The report on Babbitt’s death concluded that the shooting was justified and that the officer acted reasonably under the circumstances. His actions were ruled to be reasonable in “self-defense or in defense of the Members of Congress and others evacuating the House Chamber.”
On the other hand, Officer Potter had no reason to believe that Daunte Wright wanted to do anything other than get away. The arrest warrant stemmed from an incident in December 2019, more than a year earlier, and Wright was not a threat to the life or property of anyone as he attempted to flee. Potter did not intentionally shoot Wright because the shooting would have clearly been an unreasonable and unconstitutional use of force.
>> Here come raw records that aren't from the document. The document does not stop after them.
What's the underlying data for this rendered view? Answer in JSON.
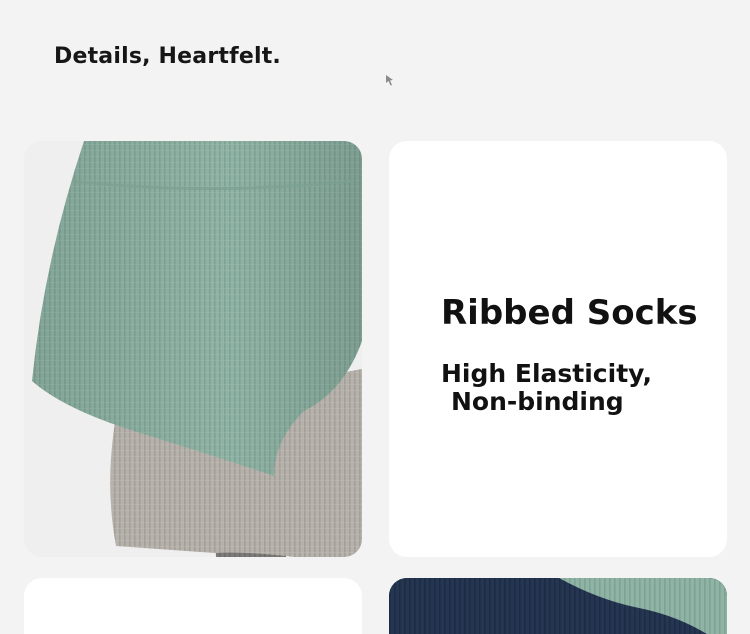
{
  "header": {
    "title": "Details, Heartfelt."
  },
  "product": {
    "name": "Ribbed Socks",
    "feature_line_1": "High Elasticity,",
    "feature_line_2": "Non-binding"
  },
  "colors": {
    "background": "#f3f3f3",
    "card": "#ffffff",
    "sock_green": "#8fb2a4",
    "sock_grey": "#b3aea8",
    "sock_navy": "#243550",
    "text": "#111111"
  }
}
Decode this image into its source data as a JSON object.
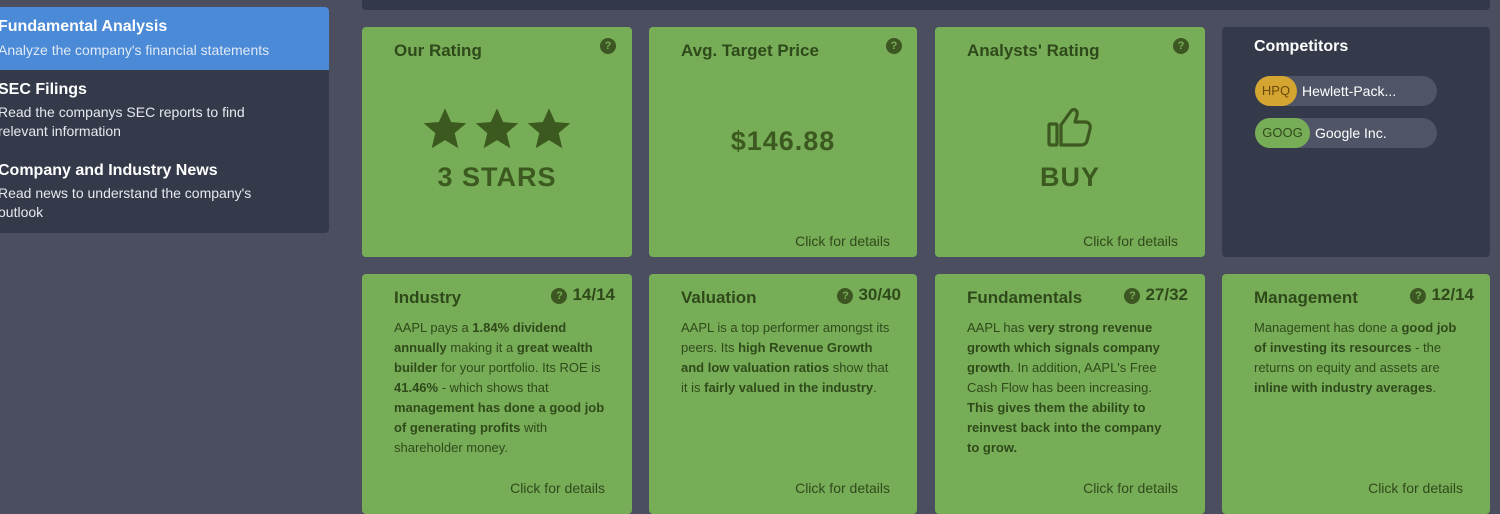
{
  "sidebar": {
    "items": [
      {
        "title": "Fundamental Analysis",
        "desc": "Analyze the company's financial statements"
      },
      {
        "title": "SEC Filings",
        "desc": "Read the companys SEC reports to find relevant information"
      },
      {
        "title": "Company and Industry News",
        "desc": "Read news to understand the company's outlook"
      }
    ]
  },
  "help_glyph": "?",
  "details_label": "Click for details",
  "rating": {
    "title": "Our Rating",
    "stars": 3,
    "stars_max": 3,
    "label": "3 STARS"
  },
  "target": {
    "title": "Avg. Target Price",
    "value": "$146.88"
  },
  "analysts": {
    "title": "Analysts' Rating",
    "value": "BUY"
  },
  "competitors": {
    "title": "Competitors",
    "items": [
      {
        "ticker": "HPQ",
        "name": "Hewlett-Pack...",
        "color": "#d4a531"
      },
      {
        "ticker": "GOOG",
        "name": "Google Inc.",
        "color": "#78ad58"
      }
    ]
  },
  "scores": {
    "industry": {
      "title": "Industry",
      "score": "14/14"
    },
    "valuation": {
      "title": "Valuation",
      "score": "30/40"
    },
    "fundamentals": {
      "title": "Fundamentals",
      "score": "27/32"
    },
    "management": {
      "title": "Management",
      "score": "12/14"
    }
  },
  "texts": {
    "industry": [
      {
        "t": "AAPL pays a ",
        "b": false
      },
      {
        "t": "1.84% dividend annually",
        "b": true
      },
      {
        "t": " making it a ",
        "b": false
      },
      {
        "t": "great wealth builder",
        "b": true
      },
      {
        "t": " for your portfolio. Its ROE is ",
        "b": false
      },
      {
        "t": "41.46%",
        "b": true
      },
      {
        "t": " - which shows that ",
        "b": false
      },
      {
        "t": "management has done a good job of generating profits",
        "b": true
      },
      {
        "t": " with shareholder money.",
        "b": false
      }
    ],
    "valuation": [
      {
        "t": "AAPL is a top performer amongst its peers. Its ",
        "b": false
      },
      {
        "t": "high Revenue Growth and low valuation ratios",
        "b": true
      },
      {
        "t": " show that it is ",
        "b": false
      },
      {
        "t": "fairly valued in the industry",
        "b": true
      },
      {
        "t": ".",
        "b": false
      }
    ],
    "fundamentals": [
      {
        "t": "AAPL has ",
        "b": false
      },
      {
        "t": "very strong revenue growth which signals company growth",
        "b": true
      },
      {
        "t": ". In addition, AAPL's Free Cash Flow has been increasing. ",
        "b": false
      },
      {
        "t": "This gives them the ability to reinvest back into the company to grow.",
        "b": true
      }
    ],
    "management": [
      {
        "t": "Management has done a ",
        "b": false
      },
      {
        "t": "good job of investing its resources",
        "b": true
      },
      {
        "t": " - the returns on equity and assets are ",
        "b": false
      },
      {
        "t": "inline with industry averages",
        "b": true
      },
      {
        "t": ".",
        "b": false
      }
    ]
  }
}
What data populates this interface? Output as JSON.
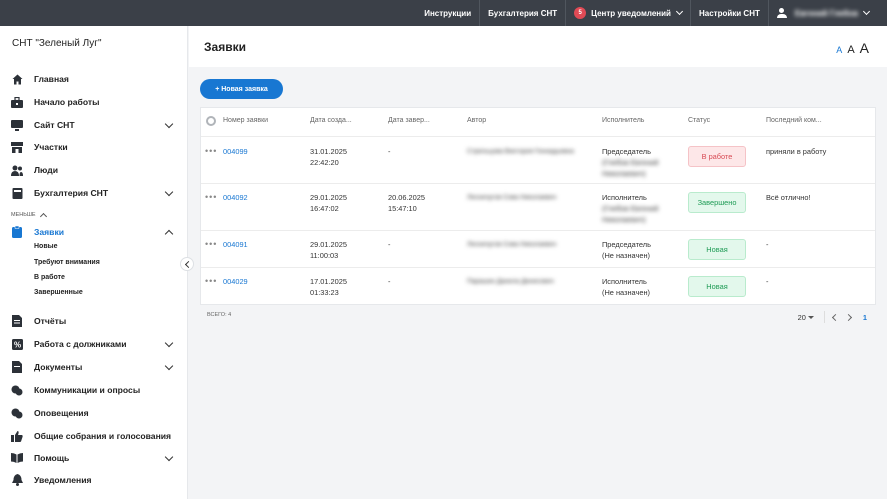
{
  "topbar": {
    "instructions": "Инструкции",
    "accounting": "Бухгалтерия СНТ",
    "notifications_badge": "5",
    "notifications": "Центр уведомлений",
    "settings": "Настройки СНТ",
    "user_name": "Евгений Глебов"
  },
  "sidebar": {
    "org_title": "СНТ \"Зеленый Луг\"",
    "items": [
      {
        "label": "Главная",
        "icon": "home-icon"
      },
      {
        "label": "Начало работы",
        "icon": "start-icon"
      },
      {
        "label": "Сайт СНТ",
        "icon": "monitor-icon"
      },
      {
        "label": "Участки",
        "icon": "plots-icon"
      },
      {
        "label": "Люди",
        "icon": "people-icon"
      },
      {
        "label": "Бухгалтерия СНТ",
        "icon": "accounting-icon"
      }
    ],
    "less_label": "МЕНЬШЕ",
    "requests": {
      "label": "Заявки",
      "sub": [
        "Новые",
        "Требуют внимания",
        "В работе",
        "Завершенные"
      ]
    },
    "items_bottom": [
      {
        "label": "Отчёты",
        "icon": "report-icon"
      },
      {
        "label": "Работа с должниками",
        "icon": "percent-icon"
      },
      {
        "label": "Документы",
        "icon": "documents-icon"
      },
      {
        "label": "Коммуникации и опросы",
        "icon": "chat-icon"
      },
      {
        "label": "Оповещения",
        "icon": "alert-icon"
      },
      {
        "label": "Общие собрания и голосования",
        "icon": "thumbs-up-icon"
      },
      {
        "label": "Помощь",
        "icon": "book-icon"
      },
      {
        "label": "Уведомления",
        "icon": "bell-icon"
      }
    ]
  },
  "page": {
    "title": "Заявки",
    "font_small": "A",
    "font_medium": "A",
    "font_large": "A",
    "new_button": "+ Новая заявка"
  },
  "table": {
    "columns": [
      "Номер заявки",
      "Дата созда...",
      "Дата завер...",
      "Автор",
      "Исполнитель",
      "Статус",
      "Последний ком..."
    ],
    "rows": [
      {
        "number": "004099",
        "created_date": "31.01.2025",
        "created_time": "22:42:20",
        "closed_date": "-",
        "closed_time": "",
        "author": "Стрельцова Виктория Геннадьевна",
        "executor_1": "Председатель",
        "executor_2": "(Глебов Евгений",
        "executor_3": "Николаевич)",
        "status": "В работе",
        "status_kind": "inwork",
        "comment": "приняли в работу"
      },
      {
        "number": "004092",
        "created_date": "29.01.2025",
        "created_time": "16:47:02",
        "closed_date": "20.06.2025",
        "closed_time": "15:47:10",
        "author": "Лесничугов Сова Николаевич",
        "executor_1": "Исполнитель",
        "executor_2": "(Глебов Евгений",
        "executor_3": "Николаевич)",
        "status": "Завершено",
        "status_kind": "done",
        "comment": "Всё отлично!"
      },
      {
        "number": "004091",
        "created_date": "29.01.2025",
        "created_time": "11:00:03",
        "closed_date": "-",
        "closed_time": "",
        "author": "Лесничугов Сова Николаевич",
        "executor_1": "Председатель",
        "executor_2": "(Не назначен)",
        "executor_3": "",
        "status": "Новая",
        "status_kind": "new",
        "comment": "-"
      },
      {
        "number": "004029",
        "created_date": "17.01.2025",
        "created_time": "01:33:23",
        "closed_date": "-",
        "closed_time": "",
        "author": "Парашин Данила Денисович",
        "executor_1": "Исполнитель",
        "executor_2": "(Не назначен)",
        "executor_3": "",
        "status": "Новая",
        "status_kind": "new",
        "comment": "-"
      }
    ],
    "total_label": "ВСЕГО: 4",
    "page_size": "20",
    "current_page": "1"
  },
  "colors": {
    "accent": "#1877d2",
    "topbar": "#3b4048",
    "status_inwork": "#d84b55",
    "status_done": "#1e9b55"
  }
}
This truth is underscored by the fact that the police department in Brooklyn Center, Minnesota is not even attempting to justify the shooting. Officer Potter submitted her resignation from the force and was herself arrested and charged with manslaughter in what a police spokesman in the video above calls an apparent “accidental discharge.”
The bottom line is that there are two constitutional reasons for police officers to shoot someone. The first is in defense of a life, either the officer’s life or that of some innocent person. The second, which is closely related, is when a fleeing suspect’s escape would pose a threat to someone’s life. In both cases, the officer’s determination of the threat must be “objectively reasonable.”
There is the legal standard for the use of force, but there is also the reality of juries. In many cases, juries set an even higher standard for convicting police officers than the Supreme Court’s already high standard for charging them. As I wrote last week, an Arizona jury acquitted the officer who shot Daniel Shaver in a hotel hallway even though he gave contradictory commands that the intoxicated Shaver tried to obey. The case of the South Carolina police officer who shot Walter Scott, another black motorist, in the back and then planted a Taser on Scott’s body, ended in a mistrial. The officer eventually pled guilty to federal civil rights charges.
One of the few officers to be convicted of a bad shooting was Mohammed Noor. Noor, another Minnesota officer (what’s going on up there?) was responding to a report of a possible rape when he fired through the window of his squad car, across his partner’s chest, at an unarmed 40-year-old Australian woman in her pajamas who had approached the car. Noor was convicted of third-degree murder and second-degree manslaughter and sentenced to 12-1/2 years for the 2017 shooting.
Even if the Capitol Police officer had been indicted for the shooting, there is almost no chance that he (or she, we don’t know the officer’s identity) would be convicted. It would almost have to be a jury of 12 Anons to get a conviction in the case.
On the other hand, Potter may or may not be convicted. She clearly killed Wright unintentionally, but as noted above, juries often give police a lot of leeway.
The deaths of Ashli Babbitt and Daunte Wright resulted from very different circumstances. Different rules applied in both cases, but the officers’ action had to be “reasonable” in both situations. The actions of the Minnesota officer who killed Wright were not reasonable, but the actions of the Capitol Police officer were reasonable in the midst of an attack by a violent mob.
In the vernacular of many Second Amendment activists, the insurrectionist mob f-ed around and Babbitt found out. It’s nothing short of a miracle that Babbitt was the only fatality among the insurrectionists because officers defending the Capitol had adequate justification to shoot many more of the rioters.